Only one of the people featured in the film came from a photographic background or with a photographic intention and yet all of them relied completely on the photographic image as their central form of communication. The one photographer who is featured, Kirill Bichutsky, a night-life photographer known for posting vulgar ‘Girls Gone Wild’-style pictures on his Instagram account @slutwhisperer fell into photography by mistake thanks to some informal portraits of the artist Drake. His documentation of half-naked girls in clubs being covered in champagne and imbibing countless shots are created as part of his club-night tour of the States promoted through his Instagram account. In that sense his work has a self-perpetuating sense of hardcore marketing of soft-core image making. Images created to promote the next event with no pure photographic intention.

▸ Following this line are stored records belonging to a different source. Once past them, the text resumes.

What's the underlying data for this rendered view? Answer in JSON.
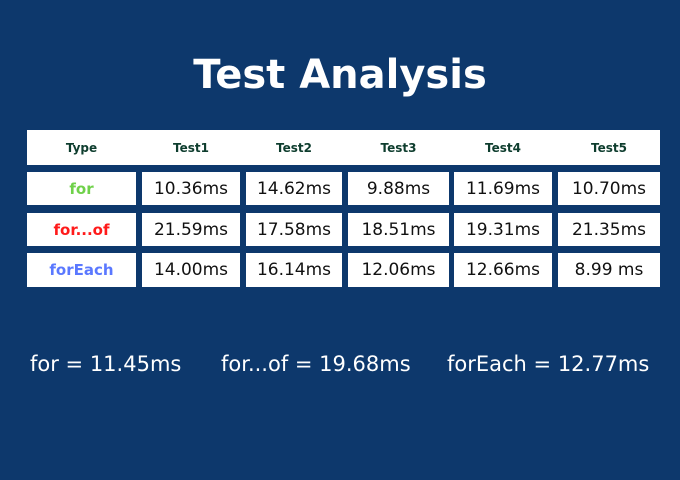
{
  "title": "Test Analysis",
  "table": {
    "headers": [
      "Type",
      "Test1",
      "Test2",
      "Test3",
      "Test4",
      "Test5"
    ],
    "rows": [
      {
        "type": "for",
        "color": "#6fd14a",
        "values": [
          "10.36ms",
          "14.62ms",
          "9.88ms",
          "11.69ms",
          "10.70ms"
        ]
      },
      {
        "type": "for...of",
        "color": "#ff1a1a",
        "values": [
          "21.59ms",
          "17.58ms",
          "18.51ms",
          "19.31ms",
          "21.35ms"
        ]
      },
      {
        "type": "forEach",
        "color": "#5a78ff",
        "values": [
          "14.00ms",
          "16.14ms",
          "12.06ms",
          "12.66ms",
          "8.99 ms"
        ]
      }
    ]
  },
  "summary": {
    "for": "for = 11.45ms",
    "for_of": "for...of = 19.68ms",
    "forEach": "forEach = 12.77ms"
  }
}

All of the characters featured in the film just like the unexpected guest on the Macintyre show have an umbilical cord attachment to their smartphones, constantly documenting where they are, what they are doing and who they are with. In addition they also employ photographers and filmmakers to create images of themselves to quench the thirst of their armies of fans hooked on their image laded digital feeds. But the centre of all of these feeds is the self-creation of visual imagery by those who do not see themselves as photographers. Not once is the term ‘photographer’ used to describe the act of making photographs in the film by those creating the images.
Surely, this is where photography is today. An expected functionality of a device to be used by those with little or no training or interest in the history or context of photography as a form of documentation. A shorthand language of global communication to be used by influencers to promote, market and sell product even if that product is the ‘self’. The mental health, and wellbeing of such activity is starting to become widely investigated and reported on and the affects such activity has on those included in American Meme is clear to see.
As someone fully engaged with photography and filmmaking from a more traditional route I find the appropriation and re-interpretation of visual storytelling by those who see it intrinsic to their lives outside of a traditional understanding both positive and informative. It challenges my understanding of the medium and how it is evolving, how others see it and how photography is viewed by those who have no interest in photography outside of its use as a communicative tool.
This is not in my opinion the death of photography or of the professional photographer, it is the transformation of photography, the democratisation of photography. It is not an intentional dumbing down but an inevitable result of technological developments in image creation and dissemination. The challenge for those involved with photography as photographers is not to dismiss the evolution of the medium but to respond to these developments both creatively and professionally.
Grant Scott is the founder/curator of United Nations of Photography, a Senior Lecturer in Professional Photography at the University of Gloucestershire, a working photographer, and the author of Professional Photography: The New Global Landscape Explained (Focal Press 2014) and The Essential Student Guide to Professional Photography (Focal Press 2015). His next book #New Ways of Seeing: The Democratic Language of Photography will be published by Bloomsbury Academic in 2019. He is currently work on his next documentary film project Woke Up This Morning: The Rock n’ Roll Thunder of Ray Lowry.
His documentary film, Do Not Bend: The Photographic Life of Bill Jay will be screened across the UK and the US in 2018.